Douglas R. Lazzaro, M.D., professor and chair of ophthalmology at Downstate, will be the principal investigator. RPB is the world’s leading voluntary organization supporting eye research.
 
“This award from RPB is a major milestone in the development of an ophthalmology research nucleus at SUNY Downstate,” said Dr. Lazzaro. SUNY Downstate is now one of 52 institutions receiving this recognition from RPB, which, since its founding in 1960, has channeled hundreds of millions of dollars to medical institutions throughout the United States.
 
In the last five years, Downstate has attracted $6.2 million in eye research funding from various sources.
 
Lazzaro’s team includes William J. Brunken, Ph.D., professor of cell biology and ophthalmology and director of ophthalmic research; and John Danias, M.D., Ph.D., professor of cell biology and ophthalmology, who is investigating the molecular basis of glaucoma.
 
In addition, another member of the team, Brahim Chaqour, Ph.D., associate professor of cell biology and ophthalmology at Downstate, has been awarded a National Eye Institute grant for research on aspects of the retina. Jacob Aranda, M.D., Ph.D., professor of pediatrics and ophthalmology and director of neonatology, was awarded a major grant from the National Institute of Child Health and Human Development to establish a pediatric pharmacology center focused on eye-related research.  
 
“That SUNY Downstate has gone from virtually zero funding in eye research to more than 6 million in five years is a tribute to the dedication of the entire eye team here at Downstate,” said Lazarro.
 
SUNY Downstate’s eye research includes projects within the SUNY Eye Institute and SUNY REACH (a medical research network). Both of these are collaborative efforts involving the four SUNY academic medical centers within the state (Downstate, Buffalo, Stony Brook, and Upstate, at Syracuse) as well as the SUNY College of Optometry in Manhattan.
 
SUNY Downstate Medical Center, founded in 1860, was the first medical school in the United States to bring teaching out of the lecture hall and to the patient’s bedside.
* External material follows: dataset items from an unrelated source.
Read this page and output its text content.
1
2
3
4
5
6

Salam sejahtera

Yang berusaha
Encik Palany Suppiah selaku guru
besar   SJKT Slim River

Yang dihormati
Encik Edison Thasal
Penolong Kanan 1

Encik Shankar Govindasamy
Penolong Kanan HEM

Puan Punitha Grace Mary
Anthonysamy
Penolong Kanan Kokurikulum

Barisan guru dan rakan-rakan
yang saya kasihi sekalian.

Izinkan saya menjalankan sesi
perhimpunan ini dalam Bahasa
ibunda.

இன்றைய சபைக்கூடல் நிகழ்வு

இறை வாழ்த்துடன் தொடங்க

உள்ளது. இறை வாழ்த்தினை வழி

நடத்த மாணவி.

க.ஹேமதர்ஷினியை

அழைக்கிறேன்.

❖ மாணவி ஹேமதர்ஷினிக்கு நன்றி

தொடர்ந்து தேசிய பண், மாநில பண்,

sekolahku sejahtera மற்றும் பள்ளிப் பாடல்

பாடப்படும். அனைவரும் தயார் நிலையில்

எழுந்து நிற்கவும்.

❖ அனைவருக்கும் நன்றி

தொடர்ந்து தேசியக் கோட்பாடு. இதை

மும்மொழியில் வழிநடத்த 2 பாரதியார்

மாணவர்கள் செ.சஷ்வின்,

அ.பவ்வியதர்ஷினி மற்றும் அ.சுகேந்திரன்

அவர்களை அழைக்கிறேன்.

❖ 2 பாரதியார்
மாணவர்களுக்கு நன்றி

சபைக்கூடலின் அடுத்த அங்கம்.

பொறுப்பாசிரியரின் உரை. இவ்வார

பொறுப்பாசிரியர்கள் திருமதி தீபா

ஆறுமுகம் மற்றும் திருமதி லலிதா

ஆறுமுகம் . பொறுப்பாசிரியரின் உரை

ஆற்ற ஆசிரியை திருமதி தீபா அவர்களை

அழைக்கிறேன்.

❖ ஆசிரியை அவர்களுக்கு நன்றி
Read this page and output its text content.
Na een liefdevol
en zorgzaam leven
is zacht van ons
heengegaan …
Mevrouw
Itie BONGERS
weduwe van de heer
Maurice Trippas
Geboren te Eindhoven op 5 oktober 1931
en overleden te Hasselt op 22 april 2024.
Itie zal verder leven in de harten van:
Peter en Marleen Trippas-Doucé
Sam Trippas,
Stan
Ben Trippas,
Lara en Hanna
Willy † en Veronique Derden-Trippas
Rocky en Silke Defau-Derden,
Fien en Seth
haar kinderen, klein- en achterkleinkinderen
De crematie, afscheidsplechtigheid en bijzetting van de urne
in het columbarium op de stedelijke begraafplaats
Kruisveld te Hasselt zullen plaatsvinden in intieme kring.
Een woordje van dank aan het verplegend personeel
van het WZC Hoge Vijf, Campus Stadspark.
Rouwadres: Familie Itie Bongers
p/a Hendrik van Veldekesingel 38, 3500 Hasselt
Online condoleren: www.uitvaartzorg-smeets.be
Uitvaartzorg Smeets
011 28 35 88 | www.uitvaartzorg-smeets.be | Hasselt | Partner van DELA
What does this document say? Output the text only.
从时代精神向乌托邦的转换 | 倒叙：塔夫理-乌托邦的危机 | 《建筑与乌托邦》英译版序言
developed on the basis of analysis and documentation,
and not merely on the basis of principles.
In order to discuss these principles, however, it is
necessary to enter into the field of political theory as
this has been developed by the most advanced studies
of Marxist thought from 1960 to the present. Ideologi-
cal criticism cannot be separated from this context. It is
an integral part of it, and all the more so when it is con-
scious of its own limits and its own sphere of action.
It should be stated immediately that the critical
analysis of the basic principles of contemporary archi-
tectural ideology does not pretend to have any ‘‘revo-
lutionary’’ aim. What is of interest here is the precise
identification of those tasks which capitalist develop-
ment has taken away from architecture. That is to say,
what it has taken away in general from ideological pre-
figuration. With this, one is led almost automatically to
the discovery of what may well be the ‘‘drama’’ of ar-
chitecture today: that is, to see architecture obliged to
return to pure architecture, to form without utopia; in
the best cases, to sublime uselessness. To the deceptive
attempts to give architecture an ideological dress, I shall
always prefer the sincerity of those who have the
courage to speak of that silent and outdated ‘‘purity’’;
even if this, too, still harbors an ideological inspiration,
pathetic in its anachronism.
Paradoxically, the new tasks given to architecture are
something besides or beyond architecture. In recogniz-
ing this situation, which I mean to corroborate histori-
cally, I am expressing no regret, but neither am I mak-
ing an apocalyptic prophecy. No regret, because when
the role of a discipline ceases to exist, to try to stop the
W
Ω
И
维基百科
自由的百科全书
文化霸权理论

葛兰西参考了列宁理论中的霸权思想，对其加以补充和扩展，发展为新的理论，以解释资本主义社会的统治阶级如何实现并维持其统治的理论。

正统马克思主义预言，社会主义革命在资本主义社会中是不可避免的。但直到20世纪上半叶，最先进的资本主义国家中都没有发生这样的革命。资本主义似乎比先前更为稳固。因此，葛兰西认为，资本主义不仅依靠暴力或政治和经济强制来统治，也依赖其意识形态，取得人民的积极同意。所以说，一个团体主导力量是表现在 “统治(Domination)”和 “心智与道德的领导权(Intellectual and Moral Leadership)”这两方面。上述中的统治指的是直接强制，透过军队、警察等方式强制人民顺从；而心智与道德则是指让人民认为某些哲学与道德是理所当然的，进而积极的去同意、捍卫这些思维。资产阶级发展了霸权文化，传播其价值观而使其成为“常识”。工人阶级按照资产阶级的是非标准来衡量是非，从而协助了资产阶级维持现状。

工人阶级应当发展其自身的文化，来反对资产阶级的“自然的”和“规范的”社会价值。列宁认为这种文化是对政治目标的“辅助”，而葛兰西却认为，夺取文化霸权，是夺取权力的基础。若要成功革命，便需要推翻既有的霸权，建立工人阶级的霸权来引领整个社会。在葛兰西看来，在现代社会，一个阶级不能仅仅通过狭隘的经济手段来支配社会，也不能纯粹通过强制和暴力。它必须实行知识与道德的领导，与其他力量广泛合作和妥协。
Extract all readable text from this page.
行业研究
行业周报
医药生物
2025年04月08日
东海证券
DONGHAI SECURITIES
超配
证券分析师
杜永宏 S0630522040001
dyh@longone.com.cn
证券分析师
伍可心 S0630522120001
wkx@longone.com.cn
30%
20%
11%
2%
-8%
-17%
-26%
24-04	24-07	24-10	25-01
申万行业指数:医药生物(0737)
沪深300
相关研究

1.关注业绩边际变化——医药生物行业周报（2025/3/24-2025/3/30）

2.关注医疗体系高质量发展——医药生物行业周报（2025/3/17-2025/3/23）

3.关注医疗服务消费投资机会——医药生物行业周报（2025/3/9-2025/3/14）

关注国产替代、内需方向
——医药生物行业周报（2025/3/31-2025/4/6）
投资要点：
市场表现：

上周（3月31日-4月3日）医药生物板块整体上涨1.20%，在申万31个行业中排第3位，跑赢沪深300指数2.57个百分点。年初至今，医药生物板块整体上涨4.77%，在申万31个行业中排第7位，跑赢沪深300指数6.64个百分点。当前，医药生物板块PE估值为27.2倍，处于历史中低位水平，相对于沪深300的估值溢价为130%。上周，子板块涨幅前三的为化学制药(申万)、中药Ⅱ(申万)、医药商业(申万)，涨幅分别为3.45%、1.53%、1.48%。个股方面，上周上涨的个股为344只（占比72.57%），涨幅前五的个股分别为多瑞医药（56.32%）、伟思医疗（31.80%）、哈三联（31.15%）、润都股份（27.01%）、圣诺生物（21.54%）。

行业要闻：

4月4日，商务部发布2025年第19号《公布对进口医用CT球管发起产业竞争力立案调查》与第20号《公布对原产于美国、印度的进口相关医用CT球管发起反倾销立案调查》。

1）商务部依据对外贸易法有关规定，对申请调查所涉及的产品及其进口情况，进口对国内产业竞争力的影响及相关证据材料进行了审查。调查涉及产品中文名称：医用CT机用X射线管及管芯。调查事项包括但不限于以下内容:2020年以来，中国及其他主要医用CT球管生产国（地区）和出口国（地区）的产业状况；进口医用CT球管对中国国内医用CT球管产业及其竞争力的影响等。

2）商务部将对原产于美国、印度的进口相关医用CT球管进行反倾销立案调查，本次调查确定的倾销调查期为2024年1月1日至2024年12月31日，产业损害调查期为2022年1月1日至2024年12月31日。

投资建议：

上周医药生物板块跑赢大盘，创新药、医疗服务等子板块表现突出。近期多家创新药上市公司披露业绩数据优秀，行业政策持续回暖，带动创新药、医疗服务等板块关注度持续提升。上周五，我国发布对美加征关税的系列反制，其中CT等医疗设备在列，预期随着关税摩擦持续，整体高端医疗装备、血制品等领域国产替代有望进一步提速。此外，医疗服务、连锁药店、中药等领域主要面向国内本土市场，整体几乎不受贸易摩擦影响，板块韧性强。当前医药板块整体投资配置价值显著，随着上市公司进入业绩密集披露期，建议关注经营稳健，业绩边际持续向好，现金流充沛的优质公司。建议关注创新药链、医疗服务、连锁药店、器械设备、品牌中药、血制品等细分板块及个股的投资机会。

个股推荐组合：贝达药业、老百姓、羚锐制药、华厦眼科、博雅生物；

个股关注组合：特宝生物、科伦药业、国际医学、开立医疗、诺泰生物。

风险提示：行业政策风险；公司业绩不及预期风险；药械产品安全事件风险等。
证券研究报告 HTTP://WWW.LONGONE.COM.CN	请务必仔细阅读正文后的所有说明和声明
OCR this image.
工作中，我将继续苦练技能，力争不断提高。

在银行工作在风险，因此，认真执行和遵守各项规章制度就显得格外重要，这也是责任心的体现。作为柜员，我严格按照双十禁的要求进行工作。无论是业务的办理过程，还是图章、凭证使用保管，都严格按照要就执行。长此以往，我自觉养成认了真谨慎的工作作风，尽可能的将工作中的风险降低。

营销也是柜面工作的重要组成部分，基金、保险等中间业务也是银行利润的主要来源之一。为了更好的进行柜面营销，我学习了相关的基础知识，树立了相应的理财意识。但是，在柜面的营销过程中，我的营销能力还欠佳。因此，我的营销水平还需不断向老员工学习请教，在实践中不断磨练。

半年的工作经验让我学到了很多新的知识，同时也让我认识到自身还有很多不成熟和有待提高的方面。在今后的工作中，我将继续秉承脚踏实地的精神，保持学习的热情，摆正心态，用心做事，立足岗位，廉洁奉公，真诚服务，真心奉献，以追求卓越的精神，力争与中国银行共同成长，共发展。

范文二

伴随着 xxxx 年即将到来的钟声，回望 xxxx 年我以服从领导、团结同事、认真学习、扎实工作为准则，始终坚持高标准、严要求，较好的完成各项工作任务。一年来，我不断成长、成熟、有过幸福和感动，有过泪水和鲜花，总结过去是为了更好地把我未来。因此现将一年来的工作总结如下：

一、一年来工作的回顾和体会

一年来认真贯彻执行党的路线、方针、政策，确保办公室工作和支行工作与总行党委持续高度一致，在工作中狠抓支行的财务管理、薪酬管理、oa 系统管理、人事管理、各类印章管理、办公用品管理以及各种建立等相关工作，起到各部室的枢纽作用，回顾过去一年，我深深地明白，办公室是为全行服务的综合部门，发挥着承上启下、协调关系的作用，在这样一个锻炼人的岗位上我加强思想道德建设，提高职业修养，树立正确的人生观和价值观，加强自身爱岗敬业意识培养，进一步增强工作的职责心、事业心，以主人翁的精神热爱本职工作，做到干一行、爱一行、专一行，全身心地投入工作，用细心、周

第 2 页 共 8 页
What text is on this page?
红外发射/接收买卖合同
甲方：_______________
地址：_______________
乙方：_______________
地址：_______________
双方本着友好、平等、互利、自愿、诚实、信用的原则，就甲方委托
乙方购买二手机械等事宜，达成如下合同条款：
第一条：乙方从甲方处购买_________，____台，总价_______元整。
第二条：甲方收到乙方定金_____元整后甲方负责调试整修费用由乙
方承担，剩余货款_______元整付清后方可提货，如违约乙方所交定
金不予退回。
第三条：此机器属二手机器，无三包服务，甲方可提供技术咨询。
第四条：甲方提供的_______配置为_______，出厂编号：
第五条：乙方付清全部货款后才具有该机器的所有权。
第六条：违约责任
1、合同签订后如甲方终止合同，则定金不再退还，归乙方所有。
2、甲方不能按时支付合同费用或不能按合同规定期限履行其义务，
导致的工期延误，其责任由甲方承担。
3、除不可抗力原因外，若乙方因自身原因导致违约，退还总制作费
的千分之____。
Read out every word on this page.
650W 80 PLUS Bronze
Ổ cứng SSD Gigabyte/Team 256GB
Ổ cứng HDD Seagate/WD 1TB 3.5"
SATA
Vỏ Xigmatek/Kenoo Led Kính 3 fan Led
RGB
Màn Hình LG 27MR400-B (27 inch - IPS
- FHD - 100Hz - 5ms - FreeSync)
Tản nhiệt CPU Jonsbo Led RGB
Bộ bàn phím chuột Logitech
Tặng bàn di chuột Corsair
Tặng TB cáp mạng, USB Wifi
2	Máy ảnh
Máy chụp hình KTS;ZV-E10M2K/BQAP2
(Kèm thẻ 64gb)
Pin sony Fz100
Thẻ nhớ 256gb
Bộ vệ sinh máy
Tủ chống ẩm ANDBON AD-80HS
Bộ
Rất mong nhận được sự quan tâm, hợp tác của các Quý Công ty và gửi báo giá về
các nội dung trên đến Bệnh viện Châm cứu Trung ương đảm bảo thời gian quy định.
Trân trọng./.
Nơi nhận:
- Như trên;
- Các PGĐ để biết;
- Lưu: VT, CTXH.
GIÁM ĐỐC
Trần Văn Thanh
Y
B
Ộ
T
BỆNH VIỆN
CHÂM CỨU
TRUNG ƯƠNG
SUNY Downstate Medical Center contains a College of Medicine, Colleges of Nursing and Health Related Professions, a School of Graduate Studies, a School of Public Health, University Hospital of Brooklyn, and an Advanced Biotechnology Park and Biotechnology Incubator.
 
SUNY Downstate ranks ninth nationally in the number of alumni who are on the faculty of American medical schools.  More physicians practicing in New York City have graduated from SUNY Downstate than from any other medical school.